Known risk factors for anthracycline-induced cardiac adverse effects include high cumulative doses of anthracycline, high anthracycline dose intensity, female sex, age younger than 5 years at diagnosis, radiation therapy, and combining anthracyclines with other cardiotoxic chemotherapy. Patients who were treated for lymphoma, Hodgkin lymphoma, sarcomas, or myeloid leukemia generally have the highest risk of cardiotoxicity because of the high doses of anthracyclines they usually receive, often accompanied by radiation. Higher than expected occurrences of cardiac adverse effects are observed in patients who receive anthracyclines in combination with new targeted drugs, such as the human epidermal growth factor receptor-2 antibody trastuzumab. These risk factors provide helpful monitoring guidelines, although they do not predict the risk of cardiac adverse effects for all patients.

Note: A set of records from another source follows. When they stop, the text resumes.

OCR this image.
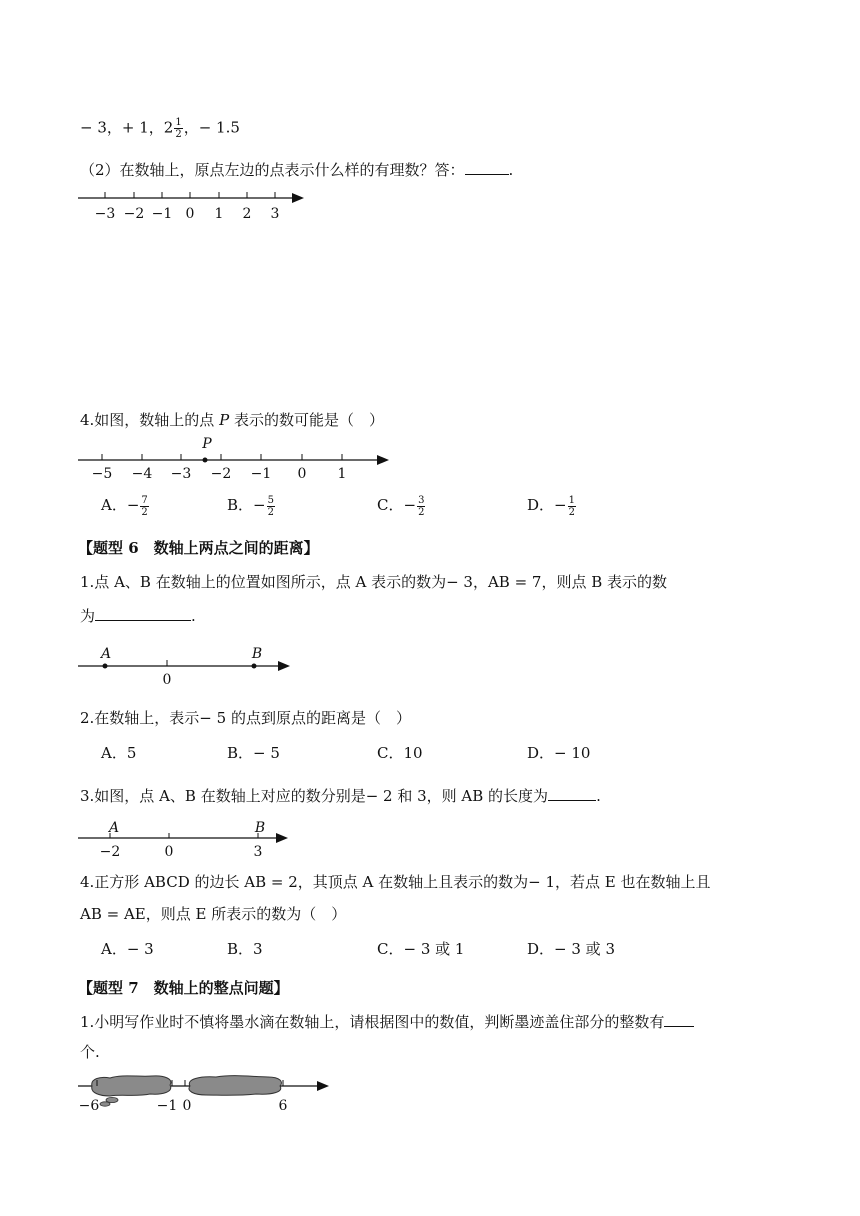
− 3，+ 1，$2 \frac{1}{2}$ ，− 1.5
（2）在数轴上，原点左边的点表示什么样的有理数？答：	.
−3 −2 −1 0 1 2 3
4.如图，数轴上的点 P 表示的数可能是（　）
P
−5 −4 −3 −2 −1 0 1
A．− $\frac{7}{2}$	B．− $\frac{5}{2}$	C．− $\frac{3}{2}$	D．− $\frac{1}{2}$
【题型 6　数轴上两点之间的距离】
1.点 A、B 在数轴上的位置如图所示，点 A 表示的数为− 3，AB = 7，则点 B 表示的数
为	.
A	B
0
2.在数轴上，表示− 5 的点到原点的距离是（　）
A．5	B．− 5	C．10	D．− 10
3.如图，点 A、B 在数轴上对应的数分别是− 2 和 3，则 AB 的长度为	.
A	B
−2	0	3
4.正方形 ABCD 的边长 AB = 2，其顶点 A 在数轴上且表示的数为− 1，若点 E 也在数轴上且
AB = AE，则点 E 所表示的数为（　）
A．− 3	B．3	C．− 3 或 1	D．− 3 或 3
【题型 7　数轴上的整点问题】
1.小明写作业时不慎将墨水滴在数轴上，请根据图中的数值，判断墨迹盖住部分的整数有
个.
−6	−1 0	6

Both early- and late-onset cardiac adverse effects are characterized by symptomatic or asymptomatic progressive decrease in left ventricular function, often resulting in congestive heart failure. This progressive cardiomyopathy can appear anywhere from 1 to 30 years or more after treatment is completed. The incidence of congestive heart failure has been shown to range from 10% to 26% in cancer patients treated with anthracyclines at doses below the current recommended limits. The incidence of subclinical cardiac adverse effects ranges from 0 to 57%, depending on how cardiac adverse effects are defined and the dose of anthracyclines used (Gianni et al. 2008; Shankar et al. 2008). Overt congestive heart failure can occur in asymptomatic patients who undergo stress such as childbirth.

In 2003, the Children’s Oncology Group released risk-based, exposure-related guidelines for children treated with anthracyclines. These guidelines include recommendations for echocardiograms every 1–5 years depending on exposure (see Table 4.1). These recommendations differ substantially from those given for patients treated for cancer during adulthood and should be followed carefully.